IBM / taxinomitis

Source code for Machine Learning for Kids site
https://machinelearningforkids.co.uk
Apache License 2.0
147 stars 141 forks source link

Loss of site database #240

Closed dalelane closed 5 years ago

dalelane commented 5 years ago

TLDR : A database problem means the Machine Learning for Kids site has lost some data:


What happened?

Shortly before 1am on Sat 24th Aug 2019, the main MySQL database that holds the data for the Machine Learning for Kids site became unavailable. I've not been able to regain access to it.

Why does this mean data from 23rd Aug is lost?

I've restored the site database from a backup.

I take backups of the site DB every 24 hours at 1am. This means the DB failure happening just before 1am was at the worst possible time - I lost over 23 hours of data.

Almost anything stored on 23rd August will be missing from that backup.

What sort of data from 23rd Aug will be affected?

Changes to projects - if you deleted a project on 23rd August, you'll see it's back again. If you created a project on 23rd August, you will have lost it.

Changes to training data - training data created on 23rd August will be lost

Changes to IBM Watson API keys - if you stored an API key on 23rd August, that will be lost. (The actual API key on IBM Cloud will be unaffected - the credentials just will have been lost from Machine Learning for Kids).

Note: Data relating to users is stored separately and so will be unaffected by this.

Why does this mean sound projects are lost?

My first two attempts to restore from the backup were unsuccessful - each time, the restored databases ran for less than an hour before failing in a similar way.

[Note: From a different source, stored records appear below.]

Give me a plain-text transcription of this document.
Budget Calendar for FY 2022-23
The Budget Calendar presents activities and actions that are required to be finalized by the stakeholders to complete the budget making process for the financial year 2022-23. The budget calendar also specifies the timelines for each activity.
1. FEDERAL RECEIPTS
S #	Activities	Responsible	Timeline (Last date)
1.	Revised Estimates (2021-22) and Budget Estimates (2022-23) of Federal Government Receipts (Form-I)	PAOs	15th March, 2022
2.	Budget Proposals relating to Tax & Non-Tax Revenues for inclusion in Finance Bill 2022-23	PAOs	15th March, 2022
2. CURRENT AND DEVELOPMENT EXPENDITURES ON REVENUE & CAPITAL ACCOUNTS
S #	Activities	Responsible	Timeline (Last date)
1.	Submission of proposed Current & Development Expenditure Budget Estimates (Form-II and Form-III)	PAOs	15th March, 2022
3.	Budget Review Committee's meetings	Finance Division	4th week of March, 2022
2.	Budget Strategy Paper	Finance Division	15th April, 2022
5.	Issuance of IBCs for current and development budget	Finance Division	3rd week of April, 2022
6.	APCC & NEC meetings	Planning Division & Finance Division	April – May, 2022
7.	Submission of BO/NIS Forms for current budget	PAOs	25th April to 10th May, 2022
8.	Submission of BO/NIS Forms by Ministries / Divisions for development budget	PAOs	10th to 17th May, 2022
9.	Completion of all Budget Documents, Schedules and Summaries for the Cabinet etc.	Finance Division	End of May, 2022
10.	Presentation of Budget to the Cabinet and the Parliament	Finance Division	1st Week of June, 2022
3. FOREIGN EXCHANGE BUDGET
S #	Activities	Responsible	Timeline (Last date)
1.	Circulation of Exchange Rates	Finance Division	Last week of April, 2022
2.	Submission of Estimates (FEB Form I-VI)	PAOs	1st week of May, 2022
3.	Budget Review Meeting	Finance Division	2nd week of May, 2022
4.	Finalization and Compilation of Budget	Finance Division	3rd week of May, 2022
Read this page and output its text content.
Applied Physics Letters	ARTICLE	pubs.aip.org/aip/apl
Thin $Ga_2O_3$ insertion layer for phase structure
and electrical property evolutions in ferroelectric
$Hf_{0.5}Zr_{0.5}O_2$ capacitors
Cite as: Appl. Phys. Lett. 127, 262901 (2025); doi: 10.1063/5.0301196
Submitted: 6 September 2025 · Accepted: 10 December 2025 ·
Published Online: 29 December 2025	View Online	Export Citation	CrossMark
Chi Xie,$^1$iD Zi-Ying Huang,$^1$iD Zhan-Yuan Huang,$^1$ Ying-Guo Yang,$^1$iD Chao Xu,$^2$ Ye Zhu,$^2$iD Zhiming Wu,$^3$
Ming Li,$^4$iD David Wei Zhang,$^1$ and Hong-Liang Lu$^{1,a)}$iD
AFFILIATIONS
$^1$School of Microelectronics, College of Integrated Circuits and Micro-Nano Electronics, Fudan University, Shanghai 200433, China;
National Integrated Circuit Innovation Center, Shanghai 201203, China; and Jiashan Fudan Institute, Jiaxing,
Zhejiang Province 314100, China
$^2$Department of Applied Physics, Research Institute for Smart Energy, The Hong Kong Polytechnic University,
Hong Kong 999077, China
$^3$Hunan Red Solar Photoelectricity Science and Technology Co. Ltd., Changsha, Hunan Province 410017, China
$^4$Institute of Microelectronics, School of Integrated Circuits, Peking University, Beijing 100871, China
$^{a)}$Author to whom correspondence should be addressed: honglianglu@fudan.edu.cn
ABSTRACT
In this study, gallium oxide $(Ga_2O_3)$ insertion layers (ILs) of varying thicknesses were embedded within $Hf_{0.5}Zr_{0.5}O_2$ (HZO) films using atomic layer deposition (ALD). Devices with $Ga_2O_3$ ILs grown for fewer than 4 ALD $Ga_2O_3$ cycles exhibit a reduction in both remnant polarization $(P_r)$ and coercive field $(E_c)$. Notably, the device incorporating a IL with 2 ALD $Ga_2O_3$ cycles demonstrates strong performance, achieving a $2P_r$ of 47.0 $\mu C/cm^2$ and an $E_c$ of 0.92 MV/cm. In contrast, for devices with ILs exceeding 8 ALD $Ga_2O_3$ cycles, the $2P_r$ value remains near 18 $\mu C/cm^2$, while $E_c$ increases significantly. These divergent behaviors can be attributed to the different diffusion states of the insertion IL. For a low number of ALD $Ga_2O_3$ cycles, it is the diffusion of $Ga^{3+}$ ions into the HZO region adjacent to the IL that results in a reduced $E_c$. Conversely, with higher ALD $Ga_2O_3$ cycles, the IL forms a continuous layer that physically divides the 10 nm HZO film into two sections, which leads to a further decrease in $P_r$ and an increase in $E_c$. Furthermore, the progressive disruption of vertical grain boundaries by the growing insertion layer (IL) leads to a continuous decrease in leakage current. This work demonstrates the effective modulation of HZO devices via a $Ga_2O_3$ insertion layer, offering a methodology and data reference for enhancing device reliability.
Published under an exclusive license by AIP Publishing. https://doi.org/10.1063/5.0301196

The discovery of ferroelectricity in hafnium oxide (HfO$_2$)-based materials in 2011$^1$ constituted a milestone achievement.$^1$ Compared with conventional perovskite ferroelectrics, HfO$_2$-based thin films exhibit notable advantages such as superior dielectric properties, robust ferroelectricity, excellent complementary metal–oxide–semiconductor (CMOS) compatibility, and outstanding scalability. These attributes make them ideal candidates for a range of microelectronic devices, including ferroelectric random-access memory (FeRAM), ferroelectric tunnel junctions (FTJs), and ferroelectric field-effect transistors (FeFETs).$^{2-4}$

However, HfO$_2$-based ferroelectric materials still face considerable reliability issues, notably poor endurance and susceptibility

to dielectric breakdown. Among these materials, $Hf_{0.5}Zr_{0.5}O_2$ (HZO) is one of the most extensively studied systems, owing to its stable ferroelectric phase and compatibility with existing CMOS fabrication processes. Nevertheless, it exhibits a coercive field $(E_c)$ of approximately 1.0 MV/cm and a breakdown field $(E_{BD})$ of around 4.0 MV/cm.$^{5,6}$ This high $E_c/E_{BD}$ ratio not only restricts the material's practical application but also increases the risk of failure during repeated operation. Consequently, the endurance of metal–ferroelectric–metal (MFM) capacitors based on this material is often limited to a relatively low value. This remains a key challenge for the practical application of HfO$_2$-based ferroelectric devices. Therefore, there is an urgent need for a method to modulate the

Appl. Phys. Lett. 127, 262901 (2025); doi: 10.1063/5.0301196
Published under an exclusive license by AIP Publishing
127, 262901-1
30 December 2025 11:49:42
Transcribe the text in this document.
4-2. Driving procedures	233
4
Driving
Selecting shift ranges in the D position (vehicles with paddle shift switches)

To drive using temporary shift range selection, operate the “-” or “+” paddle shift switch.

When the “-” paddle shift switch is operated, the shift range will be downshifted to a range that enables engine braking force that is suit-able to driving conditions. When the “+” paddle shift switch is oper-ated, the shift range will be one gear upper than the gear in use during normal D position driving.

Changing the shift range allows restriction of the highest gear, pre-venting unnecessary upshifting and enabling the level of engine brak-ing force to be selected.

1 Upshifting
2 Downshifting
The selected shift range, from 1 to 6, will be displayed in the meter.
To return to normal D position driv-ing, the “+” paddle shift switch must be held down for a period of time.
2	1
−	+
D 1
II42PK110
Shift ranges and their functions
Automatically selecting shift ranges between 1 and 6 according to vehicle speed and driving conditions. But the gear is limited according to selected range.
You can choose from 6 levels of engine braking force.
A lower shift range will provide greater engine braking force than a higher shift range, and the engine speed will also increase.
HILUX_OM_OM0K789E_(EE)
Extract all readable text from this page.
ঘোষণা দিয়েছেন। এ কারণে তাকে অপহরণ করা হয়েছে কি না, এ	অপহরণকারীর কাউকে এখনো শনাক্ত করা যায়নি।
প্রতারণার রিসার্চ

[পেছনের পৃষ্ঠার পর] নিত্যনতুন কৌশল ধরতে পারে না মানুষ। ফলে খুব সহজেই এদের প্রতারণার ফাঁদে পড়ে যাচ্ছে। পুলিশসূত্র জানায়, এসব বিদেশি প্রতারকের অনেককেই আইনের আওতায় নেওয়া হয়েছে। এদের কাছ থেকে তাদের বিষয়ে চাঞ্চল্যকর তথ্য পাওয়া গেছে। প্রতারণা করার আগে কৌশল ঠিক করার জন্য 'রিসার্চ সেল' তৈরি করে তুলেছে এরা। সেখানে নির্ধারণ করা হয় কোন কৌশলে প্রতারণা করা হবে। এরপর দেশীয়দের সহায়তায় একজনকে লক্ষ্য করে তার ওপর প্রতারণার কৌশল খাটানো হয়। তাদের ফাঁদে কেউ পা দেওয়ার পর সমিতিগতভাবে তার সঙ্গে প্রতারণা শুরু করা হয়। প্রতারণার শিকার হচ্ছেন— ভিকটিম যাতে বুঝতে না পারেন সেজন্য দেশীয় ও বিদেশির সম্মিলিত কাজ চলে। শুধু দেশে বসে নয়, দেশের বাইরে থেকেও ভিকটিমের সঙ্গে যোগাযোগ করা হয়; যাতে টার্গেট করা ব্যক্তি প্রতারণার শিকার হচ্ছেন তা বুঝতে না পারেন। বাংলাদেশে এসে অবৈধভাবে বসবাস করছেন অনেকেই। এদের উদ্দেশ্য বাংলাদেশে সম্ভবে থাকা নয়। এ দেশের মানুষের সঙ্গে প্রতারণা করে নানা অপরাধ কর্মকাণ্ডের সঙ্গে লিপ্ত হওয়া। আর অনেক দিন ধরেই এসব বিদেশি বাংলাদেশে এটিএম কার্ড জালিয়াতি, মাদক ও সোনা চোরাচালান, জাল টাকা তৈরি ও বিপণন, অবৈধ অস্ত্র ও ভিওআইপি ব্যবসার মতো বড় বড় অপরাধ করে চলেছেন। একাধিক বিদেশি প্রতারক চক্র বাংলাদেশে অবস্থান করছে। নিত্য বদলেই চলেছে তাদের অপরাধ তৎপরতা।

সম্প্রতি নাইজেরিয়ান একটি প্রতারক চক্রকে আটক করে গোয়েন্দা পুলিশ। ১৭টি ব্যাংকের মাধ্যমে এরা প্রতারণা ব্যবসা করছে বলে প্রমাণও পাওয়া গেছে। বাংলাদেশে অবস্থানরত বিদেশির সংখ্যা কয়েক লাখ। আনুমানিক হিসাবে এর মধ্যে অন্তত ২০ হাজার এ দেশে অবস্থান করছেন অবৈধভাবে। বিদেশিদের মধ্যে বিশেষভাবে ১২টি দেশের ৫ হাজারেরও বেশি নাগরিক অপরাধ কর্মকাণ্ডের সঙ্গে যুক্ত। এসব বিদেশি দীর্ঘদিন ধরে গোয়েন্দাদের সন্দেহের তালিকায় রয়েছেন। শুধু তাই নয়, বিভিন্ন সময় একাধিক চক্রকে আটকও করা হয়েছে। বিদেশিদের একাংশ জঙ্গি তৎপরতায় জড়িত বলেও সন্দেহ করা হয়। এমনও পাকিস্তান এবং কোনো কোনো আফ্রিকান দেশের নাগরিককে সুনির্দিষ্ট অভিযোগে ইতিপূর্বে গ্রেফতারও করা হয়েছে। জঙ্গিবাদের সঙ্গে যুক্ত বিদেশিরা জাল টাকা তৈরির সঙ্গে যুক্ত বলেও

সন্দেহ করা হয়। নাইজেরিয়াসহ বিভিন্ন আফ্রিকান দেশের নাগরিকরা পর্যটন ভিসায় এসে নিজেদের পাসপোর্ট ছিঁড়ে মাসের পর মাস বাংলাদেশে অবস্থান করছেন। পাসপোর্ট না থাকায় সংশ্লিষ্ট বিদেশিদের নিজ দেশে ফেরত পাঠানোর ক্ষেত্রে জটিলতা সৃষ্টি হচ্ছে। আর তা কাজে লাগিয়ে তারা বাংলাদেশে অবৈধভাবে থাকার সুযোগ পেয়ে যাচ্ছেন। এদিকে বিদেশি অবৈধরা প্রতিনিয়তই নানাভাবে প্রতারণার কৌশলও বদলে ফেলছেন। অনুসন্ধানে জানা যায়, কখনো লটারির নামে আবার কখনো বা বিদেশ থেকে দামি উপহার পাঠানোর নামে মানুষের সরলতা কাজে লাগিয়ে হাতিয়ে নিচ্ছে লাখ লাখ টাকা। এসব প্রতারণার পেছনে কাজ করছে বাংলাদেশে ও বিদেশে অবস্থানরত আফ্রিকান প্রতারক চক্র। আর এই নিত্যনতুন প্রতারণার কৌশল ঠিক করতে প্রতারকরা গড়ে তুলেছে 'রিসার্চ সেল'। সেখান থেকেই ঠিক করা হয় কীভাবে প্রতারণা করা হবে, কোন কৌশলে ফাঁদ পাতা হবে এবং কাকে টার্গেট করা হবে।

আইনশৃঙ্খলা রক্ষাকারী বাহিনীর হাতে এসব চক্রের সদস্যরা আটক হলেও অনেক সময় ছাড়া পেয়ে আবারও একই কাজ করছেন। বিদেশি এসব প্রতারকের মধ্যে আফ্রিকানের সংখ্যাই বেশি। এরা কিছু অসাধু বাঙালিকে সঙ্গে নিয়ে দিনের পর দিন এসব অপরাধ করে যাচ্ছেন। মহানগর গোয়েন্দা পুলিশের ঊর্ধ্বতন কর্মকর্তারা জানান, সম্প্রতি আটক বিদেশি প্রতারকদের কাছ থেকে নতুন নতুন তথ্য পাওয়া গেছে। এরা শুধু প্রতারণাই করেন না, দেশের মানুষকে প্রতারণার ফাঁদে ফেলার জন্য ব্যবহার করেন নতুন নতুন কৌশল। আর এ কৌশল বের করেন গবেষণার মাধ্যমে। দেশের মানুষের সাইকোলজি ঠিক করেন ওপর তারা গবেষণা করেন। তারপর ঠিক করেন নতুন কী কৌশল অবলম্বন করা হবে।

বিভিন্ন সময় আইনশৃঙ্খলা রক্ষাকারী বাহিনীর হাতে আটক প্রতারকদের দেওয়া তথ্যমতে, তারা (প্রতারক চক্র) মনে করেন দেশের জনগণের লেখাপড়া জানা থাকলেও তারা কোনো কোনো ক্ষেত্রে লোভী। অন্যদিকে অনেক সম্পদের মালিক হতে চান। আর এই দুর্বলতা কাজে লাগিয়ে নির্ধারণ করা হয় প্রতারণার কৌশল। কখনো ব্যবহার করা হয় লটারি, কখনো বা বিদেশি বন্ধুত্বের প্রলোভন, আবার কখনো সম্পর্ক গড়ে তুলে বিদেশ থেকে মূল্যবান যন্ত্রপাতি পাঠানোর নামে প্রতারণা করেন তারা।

I don't know why this is happening, but I have a suspicion that the soundtraining table getting so large was a contributor. This was something I had identified as a problem earlier this week but my fix wasn't ready.

For my third attempt to restore from the backup, I excluded the soundtraining table from the restore. So far, the database has remained available, which reinforces the idea that it might have been the culprit.

In conjunction with restoring the database, I've deployed the fix I had been working on that reduces the load on the soundtraining table. That should prevent the table getting so large in future.

My intention was to migrate the existing data to the new store when I deployed that fix. After two failed attempts to restore the backup with the sound training data, I've decided to abandon that for now so that I can get the rest of the site working again. This means I've reluctantly had to lose all sound projects created before 24th Aug 2019.

I will continue trying to retrieve the sound project data from the backup and will restore those projects if I can.

dalelane commented 5 years ago

I have not been able to restore the old DB so am now abandoning the attempt. The restored backup is now the main site DB going forwards. :-(

andreeas26 commented 5 years ago

Hi! Training does not work for sound projects. Not even the speech to text Extensions from Scratch. Do you think night be the same issue?

dalelane commented 5 years ago

@andreeas26 When did you create the project?

andreeas26 commented 5 years ago

Today. We've tried with multiple students accounts. When refreshing the train page the model disappears.

dalelane commented 5 years ago

Refreshing the training page needing you to retrain the model is normal and expected. Are there any other issues?

andreeas26 commented 5 years ago

It did not happend with other types of projects. Also the speech to text extension do not work. It does not recognize anything I say.

andreeas26 commented 5 years ago

When I have time I will try again and see if I can give you more details.

dalelane commented 5 years ago

If there is a Scratch project that isn't working, I'd be happy to investigate if you send me a copy of the Scratch project file.